Quarta-feira, 08.05.13

 

 

Desapareceste porquê?- É a pergunta que os meus amigos mais me fazem . E quando a ouço pergunto : - Sentiste a minha falta? E a resposta vem num tom quase ofendido : - Claro que senti ! . Respiro fundo , e pergunto : - Porquê ? E ai vem a usual resposta : - Precisei de

 ti ...

E eu penso para mim mesmo que nem valeria a pena ter perguntado . As pessoas só sentem a nossa falta quando a nossa presença é necessária por algum motivo . Vivemos numa época em que o ser humano se tornou invulgarmente egoísta , egocêntrico e desavergonhado . Em que cada um centra a atenção no seu umbigo e se acha o centro do mundo .

Costumo ensinar a quem quer aprender , que a melhor forma de não ofender , não magoar o próximo é praticarmos a capacidade de nos colocarmos momentaneamente no lugar do outro .

Todos temos a nossa forma peculiar de ver a vida , certa ou errada não interessa , até porque ninguém tem a inteligência e a isenção de avaliar da justeza dos seus próprios sentimentos , conhecimentos ou actos.

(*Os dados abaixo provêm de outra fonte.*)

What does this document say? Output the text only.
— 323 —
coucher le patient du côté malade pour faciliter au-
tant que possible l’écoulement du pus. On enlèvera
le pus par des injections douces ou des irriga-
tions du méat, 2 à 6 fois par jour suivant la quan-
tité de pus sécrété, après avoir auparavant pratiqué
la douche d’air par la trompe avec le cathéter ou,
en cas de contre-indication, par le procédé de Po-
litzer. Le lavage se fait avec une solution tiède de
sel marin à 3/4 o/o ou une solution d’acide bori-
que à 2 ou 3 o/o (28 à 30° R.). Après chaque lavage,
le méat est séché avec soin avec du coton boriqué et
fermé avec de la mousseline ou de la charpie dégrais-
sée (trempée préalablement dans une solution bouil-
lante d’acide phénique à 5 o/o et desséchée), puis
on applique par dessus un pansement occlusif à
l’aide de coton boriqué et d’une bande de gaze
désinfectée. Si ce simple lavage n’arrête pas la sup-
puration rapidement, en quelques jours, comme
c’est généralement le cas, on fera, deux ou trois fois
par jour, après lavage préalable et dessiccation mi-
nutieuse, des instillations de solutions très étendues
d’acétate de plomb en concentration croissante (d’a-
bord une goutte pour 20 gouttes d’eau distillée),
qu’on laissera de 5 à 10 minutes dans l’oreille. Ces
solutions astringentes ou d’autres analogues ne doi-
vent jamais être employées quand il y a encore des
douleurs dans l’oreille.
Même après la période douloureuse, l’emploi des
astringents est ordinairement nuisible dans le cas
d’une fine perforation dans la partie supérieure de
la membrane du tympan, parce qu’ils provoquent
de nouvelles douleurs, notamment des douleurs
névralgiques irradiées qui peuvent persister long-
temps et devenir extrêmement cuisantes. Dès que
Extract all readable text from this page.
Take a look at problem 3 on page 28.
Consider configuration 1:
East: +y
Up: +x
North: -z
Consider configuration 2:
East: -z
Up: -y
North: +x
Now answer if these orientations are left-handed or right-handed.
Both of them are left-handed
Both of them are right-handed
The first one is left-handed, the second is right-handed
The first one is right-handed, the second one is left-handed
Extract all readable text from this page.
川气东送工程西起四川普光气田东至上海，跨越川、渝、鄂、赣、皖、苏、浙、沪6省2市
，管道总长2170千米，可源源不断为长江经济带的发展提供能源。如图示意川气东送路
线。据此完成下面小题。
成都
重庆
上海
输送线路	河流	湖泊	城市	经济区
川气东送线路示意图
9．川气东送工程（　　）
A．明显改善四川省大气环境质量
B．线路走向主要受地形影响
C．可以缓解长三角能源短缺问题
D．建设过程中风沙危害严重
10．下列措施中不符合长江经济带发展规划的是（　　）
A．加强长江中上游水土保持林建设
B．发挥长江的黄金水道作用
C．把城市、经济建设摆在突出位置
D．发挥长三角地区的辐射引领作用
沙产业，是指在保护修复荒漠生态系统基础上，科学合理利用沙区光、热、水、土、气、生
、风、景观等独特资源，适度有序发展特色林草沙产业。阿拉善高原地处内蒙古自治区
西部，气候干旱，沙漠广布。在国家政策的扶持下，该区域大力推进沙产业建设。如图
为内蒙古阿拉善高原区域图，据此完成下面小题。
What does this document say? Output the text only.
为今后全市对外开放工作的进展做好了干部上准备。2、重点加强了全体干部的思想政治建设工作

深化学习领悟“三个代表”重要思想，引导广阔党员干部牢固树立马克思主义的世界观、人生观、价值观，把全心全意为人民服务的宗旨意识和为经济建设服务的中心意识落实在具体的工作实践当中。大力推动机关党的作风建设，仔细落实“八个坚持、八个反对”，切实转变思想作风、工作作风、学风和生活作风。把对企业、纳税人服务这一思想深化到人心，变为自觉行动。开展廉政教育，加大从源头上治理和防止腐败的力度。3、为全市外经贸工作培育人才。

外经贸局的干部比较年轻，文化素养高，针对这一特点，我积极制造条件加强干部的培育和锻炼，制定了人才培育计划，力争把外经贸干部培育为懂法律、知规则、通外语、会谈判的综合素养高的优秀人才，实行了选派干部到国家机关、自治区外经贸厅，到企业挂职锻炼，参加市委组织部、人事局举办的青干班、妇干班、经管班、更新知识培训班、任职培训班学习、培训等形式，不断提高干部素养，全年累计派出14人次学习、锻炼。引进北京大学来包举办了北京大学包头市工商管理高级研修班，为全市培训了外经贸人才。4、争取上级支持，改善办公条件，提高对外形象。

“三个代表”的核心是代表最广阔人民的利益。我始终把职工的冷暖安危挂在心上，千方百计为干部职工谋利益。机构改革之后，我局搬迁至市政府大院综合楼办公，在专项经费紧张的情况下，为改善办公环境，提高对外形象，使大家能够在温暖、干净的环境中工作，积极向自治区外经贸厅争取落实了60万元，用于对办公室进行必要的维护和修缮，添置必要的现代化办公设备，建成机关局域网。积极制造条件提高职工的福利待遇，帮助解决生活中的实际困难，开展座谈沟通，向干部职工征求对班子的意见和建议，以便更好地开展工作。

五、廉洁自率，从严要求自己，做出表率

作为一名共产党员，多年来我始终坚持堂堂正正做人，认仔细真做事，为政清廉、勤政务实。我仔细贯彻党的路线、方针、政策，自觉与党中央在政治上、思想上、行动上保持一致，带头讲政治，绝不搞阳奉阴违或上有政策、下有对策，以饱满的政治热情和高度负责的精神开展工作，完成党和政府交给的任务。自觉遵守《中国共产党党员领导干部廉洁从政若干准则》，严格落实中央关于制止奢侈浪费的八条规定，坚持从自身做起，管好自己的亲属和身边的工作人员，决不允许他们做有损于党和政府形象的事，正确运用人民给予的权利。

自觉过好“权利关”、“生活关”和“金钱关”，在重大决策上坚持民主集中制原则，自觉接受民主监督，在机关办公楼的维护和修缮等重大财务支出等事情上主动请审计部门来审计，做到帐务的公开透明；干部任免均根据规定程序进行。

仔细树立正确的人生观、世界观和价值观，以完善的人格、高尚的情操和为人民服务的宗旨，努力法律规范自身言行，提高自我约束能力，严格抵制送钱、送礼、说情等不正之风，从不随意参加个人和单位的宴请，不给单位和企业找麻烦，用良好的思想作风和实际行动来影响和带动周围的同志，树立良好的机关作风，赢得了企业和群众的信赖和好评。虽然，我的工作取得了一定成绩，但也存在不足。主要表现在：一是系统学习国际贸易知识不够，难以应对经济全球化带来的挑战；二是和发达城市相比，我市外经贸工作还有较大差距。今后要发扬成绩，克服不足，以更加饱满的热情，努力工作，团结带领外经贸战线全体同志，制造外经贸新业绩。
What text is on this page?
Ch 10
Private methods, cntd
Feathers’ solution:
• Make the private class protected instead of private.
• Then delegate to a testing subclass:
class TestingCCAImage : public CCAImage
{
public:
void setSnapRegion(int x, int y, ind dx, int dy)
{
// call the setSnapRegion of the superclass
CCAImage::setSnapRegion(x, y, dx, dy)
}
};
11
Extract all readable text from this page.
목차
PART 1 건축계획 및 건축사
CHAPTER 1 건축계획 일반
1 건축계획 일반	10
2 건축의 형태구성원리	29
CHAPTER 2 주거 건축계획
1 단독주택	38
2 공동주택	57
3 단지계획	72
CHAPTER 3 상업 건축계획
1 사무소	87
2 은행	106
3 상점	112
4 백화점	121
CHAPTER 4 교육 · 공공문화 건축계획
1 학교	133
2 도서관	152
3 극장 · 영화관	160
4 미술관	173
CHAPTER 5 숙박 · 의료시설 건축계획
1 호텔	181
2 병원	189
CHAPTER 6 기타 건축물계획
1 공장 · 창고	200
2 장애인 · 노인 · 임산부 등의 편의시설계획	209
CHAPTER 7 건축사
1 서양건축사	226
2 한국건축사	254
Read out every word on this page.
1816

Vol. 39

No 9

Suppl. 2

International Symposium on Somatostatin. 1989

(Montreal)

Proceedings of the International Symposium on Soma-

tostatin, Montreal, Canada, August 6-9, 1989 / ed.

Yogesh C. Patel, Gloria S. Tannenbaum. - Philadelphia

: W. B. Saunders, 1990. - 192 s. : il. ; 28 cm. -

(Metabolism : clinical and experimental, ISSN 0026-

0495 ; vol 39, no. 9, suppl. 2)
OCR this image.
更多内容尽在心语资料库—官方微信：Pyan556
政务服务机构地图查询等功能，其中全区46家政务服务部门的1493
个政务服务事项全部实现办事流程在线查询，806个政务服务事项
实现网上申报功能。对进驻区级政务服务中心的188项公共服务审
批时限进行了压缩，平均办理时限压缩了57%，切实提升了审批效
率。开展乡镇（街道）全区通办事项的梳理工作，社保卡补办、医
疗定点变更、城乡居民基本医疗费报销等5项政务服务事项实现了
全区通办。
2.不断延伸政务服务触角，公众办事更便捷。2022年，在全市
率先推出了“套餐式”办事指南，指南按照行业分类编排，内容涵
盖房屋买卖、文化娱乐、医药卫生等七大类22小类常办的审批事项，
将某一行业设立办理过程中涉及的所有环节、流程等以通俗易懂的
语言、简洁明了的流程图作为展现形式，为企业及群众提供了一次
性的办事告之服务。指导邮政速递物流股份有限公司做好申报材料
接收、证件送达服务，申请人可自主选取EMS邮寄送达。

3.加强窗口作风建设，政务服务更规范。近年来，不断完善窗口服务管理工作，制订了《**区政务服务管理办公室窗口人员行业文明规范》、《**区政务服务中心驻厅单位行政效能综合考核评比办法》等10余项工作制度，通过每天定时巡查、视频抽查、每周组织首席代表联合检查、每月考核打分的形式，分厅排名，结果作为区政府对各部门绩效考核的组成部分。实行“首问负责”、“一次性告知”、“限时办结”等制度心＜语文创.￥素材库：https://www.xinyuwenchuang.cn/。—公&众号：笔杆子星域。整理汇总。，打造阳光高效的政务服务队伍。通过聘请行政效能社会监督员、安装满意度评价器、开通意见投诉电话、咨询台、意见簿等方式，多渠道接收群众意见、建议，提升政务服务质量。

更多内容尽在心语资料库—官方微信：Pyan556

Mas antes de apontarmos a metralhadora ao outro e o alvejarmos com a nossa sapiente verdade , basta pensar o seguinte ." Se fosse eu a estar nesta situação , a ter cometido este erro , o que sentiria se alguém me dissesse isto? Ou se alguém me fizesse isto?"

Ter razão não nos dá o direito de dizer ou fazer ao outro aquilo que em igual circunstancia acharíamos mal para nós .

Há pessoas que não suportam que se discorde das suas verdades . Isso é uma forma de negar a si mesmo a capacidade de aprender . Se eu me achar incapaz de cometer erros , se eu julgar que sou dono da verdade absoluta , então fecho-me sobre mim mesmo e não deixo que ninguém molde a minha opinião .

Eu sempre aprendi mais com os meus erros do que com os meus acertos . Os meus acertos são estanques , eu acerto e sigo em frente , mas quando erro vem todo um aprendizado e isso desenvolve a minha capacidade de aprender e reaprender .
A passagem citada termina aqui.